Open John-Paterson opened 5 years ago
Hey John, I'm certainly no expert, but to tackle the first desired merge have you tried a simple merge to create a new df like this:
new_df <- merge(percentilesdf, climate.data1,by="year")
resulting in a merged dataframe which you can then drop any columns you don't need. That should pull in all the columns from climate.data1 (including cum.degrees
) into the new df.
For the second bit, I'm not sure what you mean by wanting to match '5' and 'JDay'. With the above merge, both of those columns should be in the new df anyway (I think!?)
Have you looked into left_join() from dplyer? There's a bunch of handy _join() functions in dplyer, and the help page is actually quite helpful!
Matt
Thanks Matt,
My issue is primarily that I'm not looking to just join the dataframes together (they're different lengths anyway), I'm wanting to pull a column value from the second one based on whether values from two other columns match those in the original dataframe. Basically analogous to a Vlookup in Excel, if that means anything to anyone!
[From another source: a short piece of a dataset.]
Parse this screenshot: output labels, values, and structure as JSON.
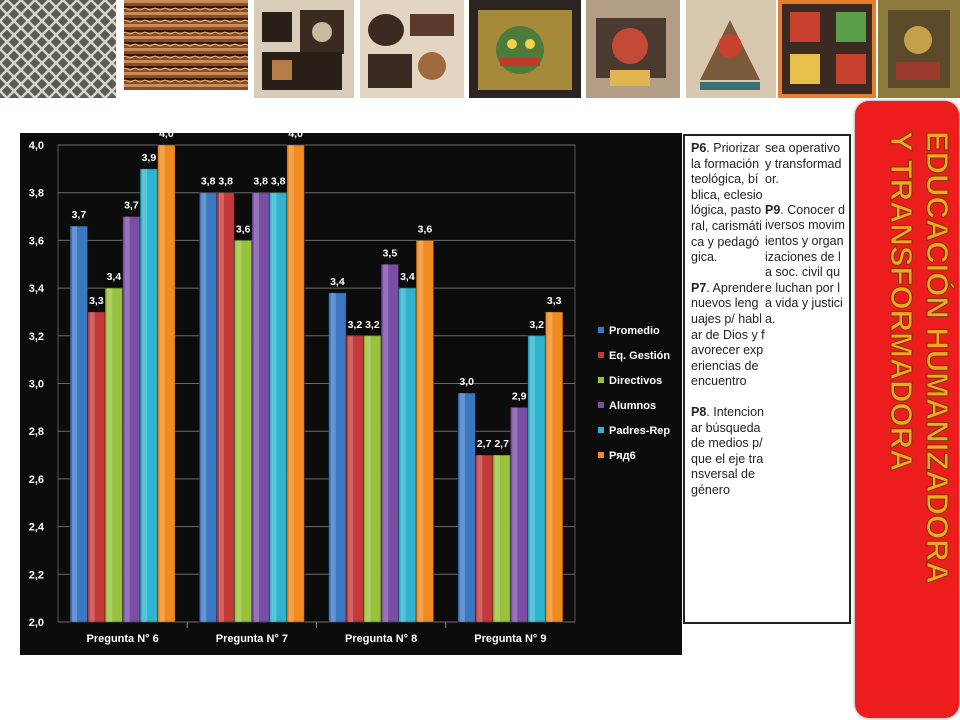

When I said I wanted to match '5' and 'JDay' I meant that I only wanted to merge the 'cum.degrees' column from the second dataframe if both the 'Years' columns matched across the dataframes AND the value in the '5' and 'JDay' columns match. It would look something like this:
>DF1
Species Year 5 50 95 ModelYear
1 Baccha elongata. 1981 117 191 305 1
2 Baccha elongata. 1995 101 151 173 1
3 Cheilosia pagana. 1995 117 199 235 1
4 Cheilosia pagana. 1995 101 199 235 1
>DF2
date Day Month Year JDay cum.degrees
1 18/04/1981 18 4 1981 95 59.48
2 12/05/1981 12 5 1981 117 104.71
3 12/05/1995 12 5 1995 117 86.1
4 18/04/1995 18 4 1995 95 43.23
5 19/04/1995 19 4 1995 96 46.00
6 26/04/1995 26 4 1995 101 54.44
>MergedDFs
Species Year 5 50 95 ModelYear cum.degrees
1 Baccha elongata. 1981 117 191 305 1 104.71
2 Baccha elongata. 1995 101 151 173 1 54.44
3 Cheilosia pagana. 1995 117 199 235 1 86.1
4 Cheilosia pagana. 1995 101 199 235 1 54.44
Don't know if that makes it clearer? I have had a look through the dplyr page but will check it out again!
Cheers,
John
So I've managed to circumvent this problem by creating a column in each dataframe containing a unique reference combining both Year and '5' (in the first dataframe) and 'JDay' (in the second dataframe). I've then merged them based on that.
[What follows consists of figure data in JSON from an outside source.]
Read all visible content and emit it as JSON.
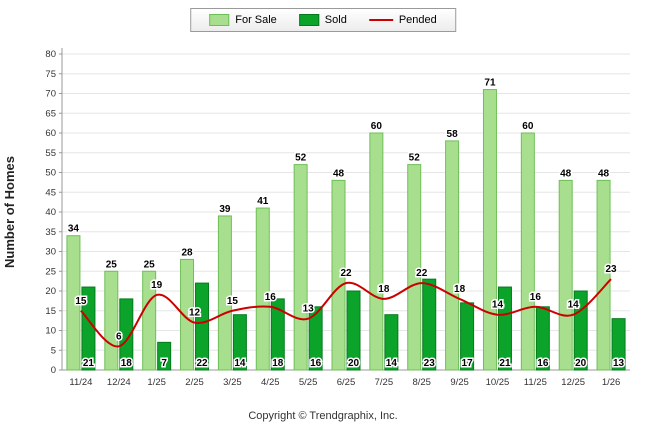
{
  "legend": {
    "for_sale_label": "For Sale",
    "sold_label": "Sold",
    "pended_label": "Pended"
  },
  "footer": "Copyright © Trendgraphix, Inc.",
  "colors": {
    "for_sale": "#A8DF8E",
    "for_sale_border": "#6FBF58",
    "sold": "#0CA32B",
    "sold_border": "#077A1F",
    "pended": "#CC0000",
    "grid": "#e6e6e6",
    "axis": "#999999",
    "tick_text": "#333333",
    "label_text": "#000000"
  },
  "chart_data": {
    "type": "bar",
    "subtype": "grouped-bars-with-line-overlay",
    "categories": [
      "11/24",
      "12/24",
      "1/25",
      "2/25",
      "3/25",
      "4/25",
      "5/25",
      "6/25",
      "7/25",
      "8/25",
      "9/25",
      "10/25",
      "11/25",
      "12/25",
      "1/26"
    ],
    "series": [
      {
        "name": "For Sale",
        "type": "bar",
        "values": [
          34,
          25,
          25,
          28,
          39,
          41,
          52,
          48,
          60,
          52,
          58,
          71,
          60,
          48,
          48
        ]
      },
      {
        "name": "Sold",
        "type": "bar",
        "values": [
          21,
          18,
          7,
          22,
          14,
          18,
          16,
          20,
          14,
          23,
          17,
          21,
          16,
          20,
          13
        ]
      },
      {
        "name": "Pended",
        "type": "line",
        "values": [
          15,
          6,
          19,
          12,
          15,
          16,
          13,
          22,
          18,
          22,
          18,
          14,
          16,
          14,
          23
        ]
      }
    ],
    "title": "",
    "xlabel": "",
    "ylabel": "Number of Homes",
    "ylim": [
      0,
      80
    ],
    "ytick_step": 5,
    "grid": true,
    "legend_position": "top"
  }
}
Still don't really know why the original code didn't work though so if anyone's got any answers it'd be good to know for future reference.
I think left_join would do it - not sure if this code would exactly work - but something along these lines probably would. I think in recent updates dplyr have added even more join options - could be a one stop shop for all your joining needs :)
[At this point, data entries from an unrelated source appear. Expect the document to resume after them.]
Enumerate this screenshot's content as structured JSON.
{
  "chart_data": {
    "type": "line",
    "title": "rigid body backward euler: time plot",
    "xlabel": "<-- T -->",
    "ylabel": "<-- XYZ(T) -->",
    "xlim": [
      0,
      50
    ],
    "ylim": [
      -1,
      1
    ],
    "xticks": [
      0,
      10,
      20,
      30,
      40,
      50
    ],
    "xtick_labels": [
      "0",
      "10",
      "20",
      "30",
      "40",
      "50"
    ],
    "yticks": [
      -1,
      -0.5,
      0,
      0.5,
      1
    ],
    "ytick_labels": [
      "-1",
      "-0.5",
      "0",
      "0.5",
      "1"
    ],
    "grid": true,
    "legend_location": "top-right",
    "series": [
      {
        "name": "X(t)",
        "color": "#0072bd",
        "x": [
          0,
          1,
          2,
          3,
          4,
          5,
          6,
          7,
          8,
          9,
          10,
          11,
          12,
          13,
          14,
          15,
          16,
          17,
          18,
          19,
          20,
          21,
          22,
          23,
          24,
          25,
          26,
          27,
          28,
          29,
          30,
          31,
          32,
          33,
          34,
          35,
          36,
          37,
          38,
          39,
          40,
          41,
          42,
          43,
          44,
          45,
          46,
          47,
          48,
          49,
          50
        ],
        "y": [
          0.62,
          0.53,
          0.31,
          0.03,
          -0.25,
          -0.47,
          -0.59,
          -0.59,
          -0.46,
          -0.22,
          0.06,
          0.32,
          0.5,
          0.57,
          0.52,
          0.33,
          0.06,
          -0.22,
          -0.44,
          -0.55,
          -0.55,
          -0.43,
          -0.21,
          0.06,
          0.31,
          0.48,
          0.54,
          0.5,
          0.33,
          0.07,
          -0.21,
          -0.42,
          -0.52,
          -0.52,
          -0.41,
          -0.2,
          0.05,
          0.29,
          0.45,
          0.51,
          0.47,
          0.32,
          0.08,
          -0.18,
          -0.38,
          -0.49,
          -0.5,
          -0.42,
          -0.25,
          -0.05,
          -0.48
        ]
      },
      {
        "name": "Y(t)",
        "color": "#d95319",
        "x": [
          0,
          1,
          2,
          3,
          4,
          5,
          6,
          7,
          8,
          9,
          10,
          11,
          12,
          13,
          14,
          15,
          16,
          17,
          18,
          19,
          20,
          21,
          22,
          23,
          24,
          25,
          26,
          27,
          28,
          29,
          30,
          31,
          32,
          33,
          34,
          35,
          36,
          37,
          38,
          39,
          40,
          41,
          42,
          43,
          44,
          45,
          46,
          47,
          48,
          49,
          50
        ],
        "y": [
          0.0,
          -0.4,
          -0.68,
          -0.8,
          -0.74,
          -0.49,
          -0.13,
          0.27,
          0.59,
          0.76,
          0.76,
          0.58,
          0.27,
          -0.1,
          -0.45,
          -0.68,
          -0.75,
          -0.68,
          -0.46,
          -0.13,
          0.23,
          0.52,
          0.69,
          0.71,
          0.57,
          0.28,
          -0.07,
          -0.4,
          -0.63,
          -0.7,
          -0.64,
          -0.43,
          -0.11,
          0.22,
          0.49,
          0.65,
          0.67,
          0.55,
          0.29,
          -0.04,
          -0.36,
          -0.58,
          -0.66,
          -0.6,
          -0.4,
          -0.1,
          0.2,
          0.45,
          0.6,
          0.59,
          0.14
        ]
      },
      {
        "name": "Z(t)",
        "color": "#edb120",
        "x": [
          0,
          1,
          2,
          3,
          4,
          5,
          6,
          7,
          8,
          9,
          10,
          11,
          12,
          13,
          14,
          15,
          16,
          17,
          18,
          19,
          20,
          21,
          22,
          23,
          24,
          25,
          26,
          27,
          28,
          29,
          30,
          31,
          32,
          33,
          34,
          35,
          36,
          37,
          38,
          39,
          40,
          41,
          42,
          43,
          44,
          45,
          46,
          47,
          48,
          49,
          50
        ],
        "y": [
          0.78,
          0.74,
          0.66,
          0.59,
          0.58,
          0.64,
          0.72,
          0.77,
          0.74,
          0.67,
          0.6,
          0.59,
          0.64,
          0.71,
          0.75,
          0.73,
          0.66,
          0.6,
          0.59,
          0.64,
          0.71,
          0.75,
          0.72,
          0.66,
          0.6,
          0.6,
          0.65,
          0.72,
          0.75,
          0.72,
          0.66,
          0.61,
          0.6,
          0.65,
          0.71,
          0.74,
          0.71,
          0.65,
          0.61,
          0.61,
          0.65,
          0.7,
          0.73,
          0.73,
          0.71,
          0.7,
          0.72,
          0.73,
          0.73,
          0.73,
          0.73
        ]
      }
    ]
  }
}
left_join(df1, df2, by = Year, c("JDay" = "5"))
Thanks Anna, just had to change the code a wee bit to:
left_join(df1, df2, by = c("Year", "JDay" = "5"))
And it worked a treat. With 'Year' outside the brackets it didn't look for both columns to match, it just matched them based on Year. I should have listened to Matt - Tidyverse is always easier!
Thanks all.
@jejoenje showed me another quite snazzy method for doing a similar thing to what you wanted. I know you've solved your issue but this may be of interest/use to people in the future. The code below won't be bang on as I'm not sure how you'd do it when you need to match more than one column, but you'll get the idea
percentilesdf$cum.degrees <- climate.data1$cum.degrees[match(percentilesdf$year, climate.data1$year)]
Hi - I'm trying to pull data from one dataframe and append it to another based on matching values in multiple other columns. Currently I'm trying to achieve this through the merge function. My first dataframe looks like this:
And my second looks like this:
I'm trying to pull the cum.degrees value from the second (climate.data1) df and and join it with the first (percentilesdf) df based on matching values in the Year column (which is shared between both dfs) and matching the '5' column in percentilesdf to the 'JDay' column in climate.data1.
Currently I am trying to do this using a merge function that specifies which columns I want to match from each df using by.x and by.y and which specifies that I want the "cum.degrees" column merged when defining y. Code is as follows:
merge(x = percentilesdf, y = climate.data1[ , "cum.degrees"], by.x = c('Year', '5'), by.y=c('Year', 'JDay'), all.x=TRUE)
However I keep getting error messages saying
Error in fix.by(by.x, x) : 'by' must match numbers of columns
or that 'by' must include unique columns. I have looked extensively on the internet for a solution but can't find anything that works.
Am I along the right lines with this code or is there a different way to achieve this?
Any help appreciated as I've spent more time than I care to admit trying to sort this out!